Saturday, 7 July 2012

US think-tank: The Philippines needs jetfighters, submarines, warships


The Philippines needs 48 F-16 jet fighters, four to six mini submarines, more armed frigates and corvette-size combat vessels and minesweepers if it is to have a credible military defense capability, the Center for a New American Security said on Friday.

The assessment of the center, an independent, non-partisan, and non-profit organization that develops strong, pragmatic and principled national security and defense proposals based in Washington, DC, came amid the standoff between Beijing and Manila over the Panatag or Scarborough Shoal, which is within the Philippines’ 200-mile exclusive economic zone but is being claimed by China as its own.

The shoal is a coral reef surrounding a lagoon, and it is 124 nautical miles from Zambales and 472 nautical miles from China’s Hainan province.

The Philippines’ Armed Forces has been struggling to get financing for its modernization program for over two decades, leaving its Air Force without a single jet fighter interceptor since 2005 and the Navy with old warships, some of them of World War II vintage.

The Philippines’ Air Force and Navy were second to none in Asia except Japan from 1947 up to the ‘70s, but then it was slowly overtaken as a result of the poor financing of the military’s modernization.

Most of the country’s aircraft and ships were provided by the United States when the Americans still had their air and naval bases in the Philippines under the RP-US Military Bases Agreement, which expired in 1991 when the Philippine Senate did not extend the agreement.

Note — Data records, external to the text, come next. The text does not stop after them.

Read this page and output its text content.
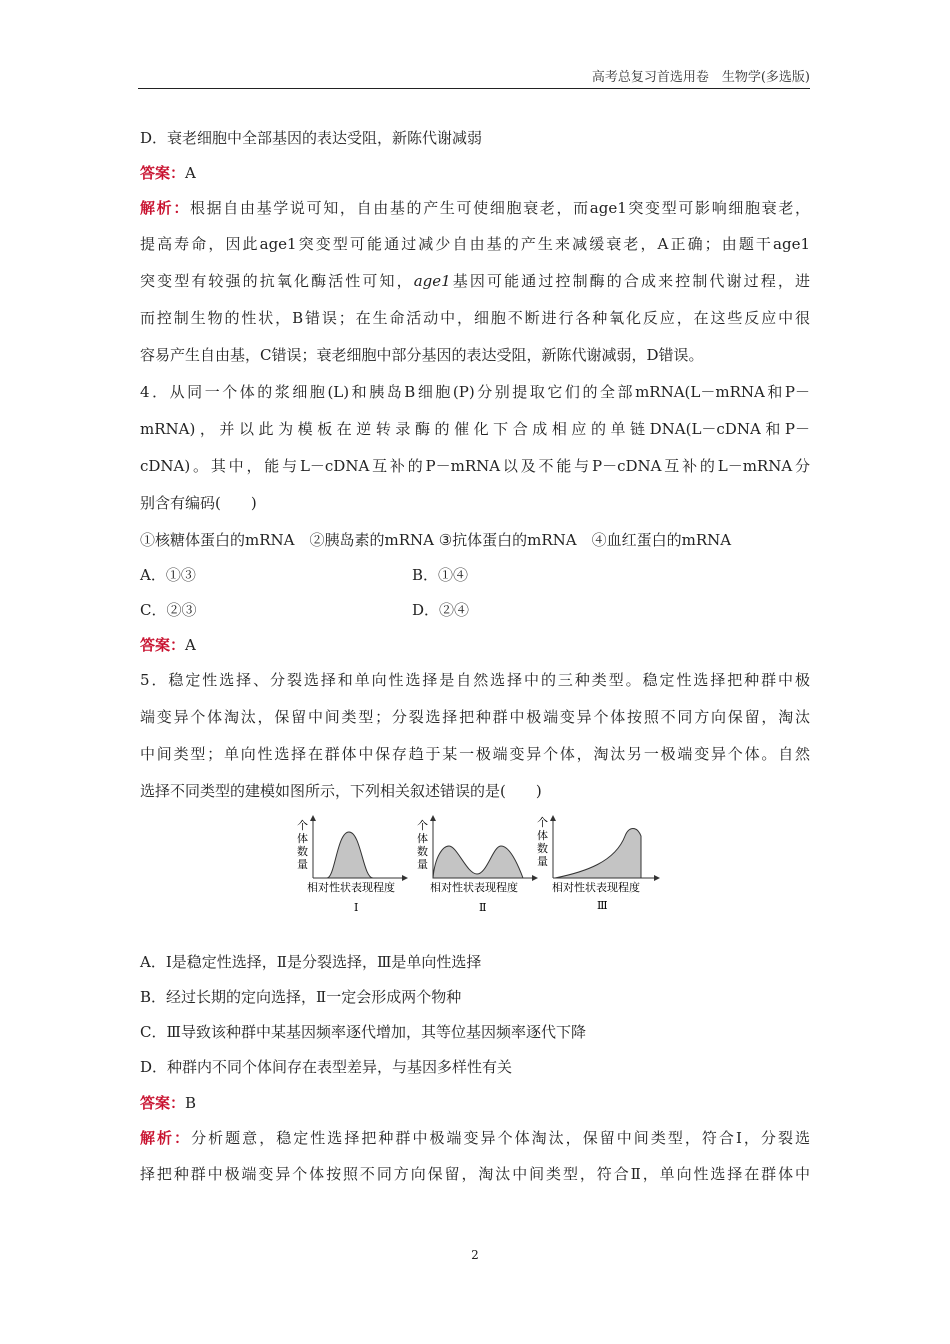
高考总复习首选用卷　生物学(多选版)
D．衰老细胞中全部基因的表达受阻，新陈代谢减弱
答案：A
解析：根据自由基学说可知，自由基的产生可使细胞衰老，而age1突变型可影响细胞衰老，
提高寿命，因此age1突变型可能通过减少自由基的产生来减缓衰老，A正确；由题干age1
突变型有较强的抗氧化酶活性可知，age1基因可能通过控制酶的合成来控制代谢过程，进
而控制生物的性状，B错误；在生命活动中，细胞不断进行各种氧化反应，在这些反应中很
容易产生自由基，C错误；衰老细胞中部分基因的表达受阻，新陈代谢减弱，D错误。
4．从同一个体的浆细胞(L)和胰岛B细胞(P)分别提取它们的全部mRNA(L－mRNA和P－
mRNA)，并以此为模板在逆转录酶的催化下合成相应的单链DNA(L－cDNA和P－
cDNA)。其中，能与L－cDNA互补的P－mRNA以及不能与P－cDNA互补的L－mRNA分
别含有编码(　　)
①核糖体蛋白的mRNA　②胰岛素的mRNA ③抗体蛋白的mRNA　④血红蛋白的mRNA
A．①③	B．①④
C．②③	D．②④
答案：A
5．稳定性选择、分裂选择和单向性选择是自然选择中的三种类型。稳定性选择把种群中极
端变异个体淘汰，保留中间类型；分裂选择把种群中极端变异个体按照不同方向保留，淘汰
中间类型；单向性选择在群体中保存趋于某一极端变异个体，淘汰另一极端变异个体。自然
选择不同类型的建模如图所示，下列相关叙述错误的是(　　)
个
体
数
量
相对性状表现程度
Ⅰ
个
体
数
量
相对性状表现程度
Ⅱ
个
体
数
量
相对性状表现程度
Ⅲ
A．Ⅰ是稳定性选择，Ⅱ是分裂选择，Ⅲ是单向性选择
B．经过长期的定向选择，Ⅱ一定会形成两个物种
C．Ⅲ导致该种群中某基因频率逐代增加，其等位基因频率逐代下降
D．种群内不同个体间存在表型差异，与基因多样性有关
答案：B
解析：分析题意，稳定性选择把种群中极端变异个体淘汰，保留中间类型，符合Ⅰ，分裂选
择把种群中极端变异个体按照不同方向保留，淘汰中间类型，符合Ⅱ，单向性选择在群体中
2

Air Force records showed that in 1965 the US provided the Philippines 30 F-5A/B supersonic jet fighters, becoming one of the first countries in the world to acquire US-made fighter jets.

In 1979 the Air Force bought 25 F-8 Crusader war jets and some helicopters from the US, but due to wear and tear and the lack of spare parts the F-8s and F-5s were decommissioned in 1988 and 2005, leaving the Air Force with no jet fighters to guard Philippine airspace.

As a result, the country’s “air defense capability became practically zero,” said Col. Raul del Rosario, commander of the Air Defense Wing based in Pampanga.

“Our Air Force is referred to as a Helicopter Air Force [and] we have only one operating radar with very limited capability,” Del Rosario said.

“What’s disheartening is that, with this token capability, our nation is faced with enormous security challenges.

“We need to develop facilities for the equipment that will be acquired such as radar sites, forward operating bases, hangars and command and control facilities.”